In wealth management, machine learning has proven its success in asset allocation. The Robo-advisors, which are AI-powered investment platforms. Help investors to automate the wealth management process. They can build up portfolios and choose active or passive investment options for the clients and then utilize machine learning to adjust the proportions of different assets in the portfolio according to the market conditions.
When comparing the performances of machine learning in casinos and Wall Street, it largely depends on how individuals employ machine learning.
Data determines the outcomes of machine learning and thus decides the performance. The data inputs for casinos are straightforward. Where players’ gambling behaviors, outcomes, and demands become recorded and analyzed. The casino data required by machine learning also, not significantly influenced by external conditions. Compared to the data inputs utilized by Wall Street. Market news, government policies, political situations, and other information can easily affect the data employed by the Wall Street machine learning algorithms. Sometimes, the algorithms even fail to capture the changes in data.
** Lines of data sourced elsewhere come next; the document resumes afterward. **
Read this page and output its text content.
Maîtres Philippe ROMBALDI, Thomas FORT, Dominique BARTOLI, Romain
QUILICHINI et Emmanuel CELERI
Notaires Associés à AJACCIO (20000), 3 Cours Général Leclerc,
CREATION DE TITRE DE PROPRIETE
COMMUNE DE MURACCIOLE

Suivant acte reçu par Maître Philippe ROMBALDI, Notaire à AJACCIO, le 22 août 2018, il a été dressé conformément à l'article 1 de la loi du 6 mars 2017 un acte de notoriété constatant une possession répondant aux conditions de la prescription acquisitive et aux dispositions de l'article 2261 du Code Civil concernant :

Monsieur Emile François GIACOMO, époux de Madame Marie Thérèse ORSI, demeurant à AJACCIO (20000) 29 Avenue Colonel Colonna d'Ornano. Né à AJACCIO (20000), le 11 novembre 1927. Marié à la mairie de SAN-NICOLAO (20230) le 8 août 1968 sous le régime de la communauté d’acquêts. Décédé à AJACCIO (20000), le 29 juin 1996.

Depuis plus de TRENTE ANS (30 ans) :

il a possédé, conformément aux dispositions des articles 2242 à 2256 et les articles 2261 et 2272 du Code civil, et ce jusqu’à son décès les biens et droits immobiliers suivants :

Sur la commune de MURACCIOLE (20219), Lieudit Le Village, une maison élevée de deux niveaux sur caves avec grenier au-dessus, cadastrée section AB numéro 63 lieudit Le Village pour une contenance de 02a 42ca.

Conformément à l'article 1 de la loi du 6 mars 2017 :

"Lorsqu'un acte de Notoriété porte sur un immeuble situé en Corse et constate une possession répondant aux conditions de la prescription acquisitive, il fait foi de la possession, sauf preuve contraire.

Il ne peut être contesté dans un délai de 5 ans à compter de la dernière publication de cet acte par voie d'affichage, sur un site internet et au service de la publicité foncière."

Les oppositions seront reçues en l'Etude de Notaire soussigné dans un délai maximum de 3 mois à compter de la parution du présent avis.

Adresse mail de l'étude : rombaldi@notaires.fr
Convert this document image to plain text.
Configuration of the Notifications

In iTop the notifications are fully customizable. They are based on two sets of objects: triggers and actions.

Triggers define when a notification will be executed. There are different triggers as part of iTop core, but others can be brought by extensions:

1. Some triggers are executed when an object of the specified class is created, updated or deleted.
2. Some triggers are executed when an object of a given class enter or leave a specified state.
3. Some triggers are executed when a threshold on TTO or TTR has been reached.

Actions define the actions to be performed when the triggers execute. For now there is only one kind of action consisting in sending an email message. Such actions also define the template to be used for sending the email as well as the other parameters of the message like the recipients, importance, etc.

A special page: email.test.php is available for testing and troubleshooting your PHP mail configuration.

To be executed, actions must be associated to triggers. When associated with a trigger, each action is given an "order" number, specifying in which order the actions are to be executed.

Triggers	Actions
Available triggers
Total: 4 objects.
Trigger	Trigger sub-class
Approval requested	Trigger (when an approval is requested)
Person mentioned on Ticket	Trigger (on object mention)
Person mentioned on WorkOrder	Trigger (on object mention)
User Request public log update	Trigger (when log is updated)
In the last short squeeze of GameStop, Wall Street perceived GameStop as a declining company and assumed it was heading to failure. However, Reddit users were confident about GameStop’s future and decided to buy the stock. The stock price skyrocketed and made the short-selling hedge funds suffer, pressuring them to buy back GameStop shares and causing them to lose about $19.75 billion on January 29, 2021. This incident was tough to predict by the machine learning models. Because it happened so fast. And there were no remarkable changes in GameStop that could become captured. Machine learning algorithms identified the initial increase in GameStop’s stock prices as an anomaly. Thus, by comparing the machine learning performances in casinos and Wall Street, the casinos’ performances should be better than those in Wall Street.